Salir a caminar una tarde de otoño, con la luz tenue de un sol que atraviesa. Que deja sus últimos hilos de luz pegoteados por los huecos entre medianeras, o ventanales inmensos que proyectan formas exóticas en las veredas irregulares.
Yo soy de esas personas que tienen una relación especial con Guadalupe, una especie de filósofa costera latinoamericana que se sorprendió inmensamente cuando entendió que no bajamos dos veces al mismo río. Estoy agradecida de todo eso y, a la vez, sorprendida de las interminables enseñanzas que nos deja la existencia humana.
Antes sentía miedo de tanto silencio, de tanto desborde, de tanta historia de viajeros, de éxodos llenos de dolor. Veía a mi abuela decir con un grado de tristeza en los ojos que Guadalupe era en su momento un lugar alejado del centro, para gente que recién llegaba, que se iniciaba “sin un peso”, a construir sueños, vidas prósperas, proyectos familiares. Pero la lejanía era notoria, era un submundo de Santa Fe. Y había muchas manzanas vacías sin más que tierra cruda.
Cobijando esas palabras, me acariciaba un malestar constante al caminar en soledad por las cortadas del Seminario, siempre y en todo lugar. Siempre, más allá de todo, sentí que algo estaba esperándome, que algo debía descubrir en ese malestar.
Y medité acerca de este espacio. Y me imaginé de nuevo ahí, sin otra forma que mi necesidad de habitar un lugar en Guadalupe. Pero, esta vez, no como espectadora sino como parte necesaria de ese barrio. Como pieza dentro de un rompecabezas hecho de singulares subjetividades.
Y un poco entendí que quizá lo que descoloca de este barrio es que, más allá de la urbanidad, aún preserva lugares libres. Pero con eso no me refiero al concepto tan cruel de “zona liberada”, sino a lugares, espacios donde aún la ley, las normas no tienen cómo actuar. Y eso, muchas veces, es motivo de terror. Y de festejo. Sólo es importante elegir los lentes adecuados para contemplar la experiencia.
Aún hoy la costanera como una serpiente agazapada, está latiendo en una bruma de vegetación, árboles y arena. Nada, ni una defensa hecha de ladrillos hexagonales, puede borrar la fuerza preciosa de la naturaleza.
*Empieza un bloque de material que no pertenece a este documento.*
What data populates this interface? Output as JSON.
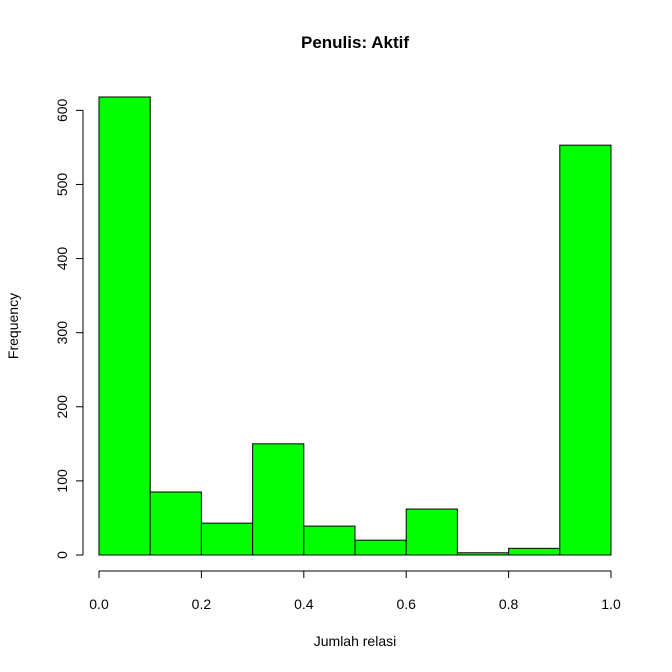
{
  "chart_data": {
    "type": "bar",
    "title": "Penulis: Aktif",
    "xlabel": "Jumlah relasi",
    "ylabel": "Frequency",
    "bins": [
      [
        0.0,
        0.1
      ],
      [
        0.1,
        0.2
      ],
      [
        0.2,
        0.3
      ],
      [
        0.3,
        0.4
      ],
      [
        0.4,
        0.5
      ],
      [
        0.5,
        0.6
      ],
      [
        0.6,
        0.7
      ],
      [
        0.7,
        0.8
      ],
      [
        0.8,
        0.9
      ],
      [
        0.9,
        1.0
      ]
    ],
    "values": [
      618,
      85,
      43,
      150,
      39,
      20,
      62,
      3,
      9,
      553
    ],
    "xlim": [
      0.0,
      1.0
    ],
    "ylim": [
      0,
      618
    ],
    "xticks": [
      "0.0",
      "0.2",
      "0.4",
      "0.6",
      "0.8",
      "1.0"
    ],
    "yticks": [
      "0",
      "100",
      "200",
      "300",
      "400",
      "500",
      "600"
    ],
    "bar_color": "#00ff00",
    "grid": false,
    "legend": "none"
  }
}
Así, vestida de fiesta, volví a un barrio que me recibió como lo que era. Una mujer adulta, intentando vincularse desde otro lugar con lo que le dijeron que era el universo y lo que le enseñaron de ese lugar particular.
Y me embriaga, otra brisa. Tengo otra oportunidad para experimentar.
Me vuelvo un ojo incesante que quiere capturar cada detalle: la laguna que corroe lo que le ponen delante, y luego se retrae y deja resabios de barro y recuerdos de civilidad, los palos borrachos que están gordos y llenos de savia. …Los gomeros que dejan caer sus hojas- cuenco en la ciclovía atestada de brotes erráticos.
Y pienso en cómo no escuché antes tantas señales de vida que golpeaban contra las memorias impregnadas en mis células, de lo que fueron mis ancestros.
Respiro. Y agradezco cada una de las formas en las que volví a Guadalupe. La primera, hostil, me mostró que debía mirar con cuidado, que lo frágil de equivocarse es precioso y es único, como la vida. La segunda, en presente, ya enraizada y con los sentidos puestos en esta diminuta pieza de rompecabezas que intenta, a la fuerza, insertarse en un paisaje de límites indefinidos.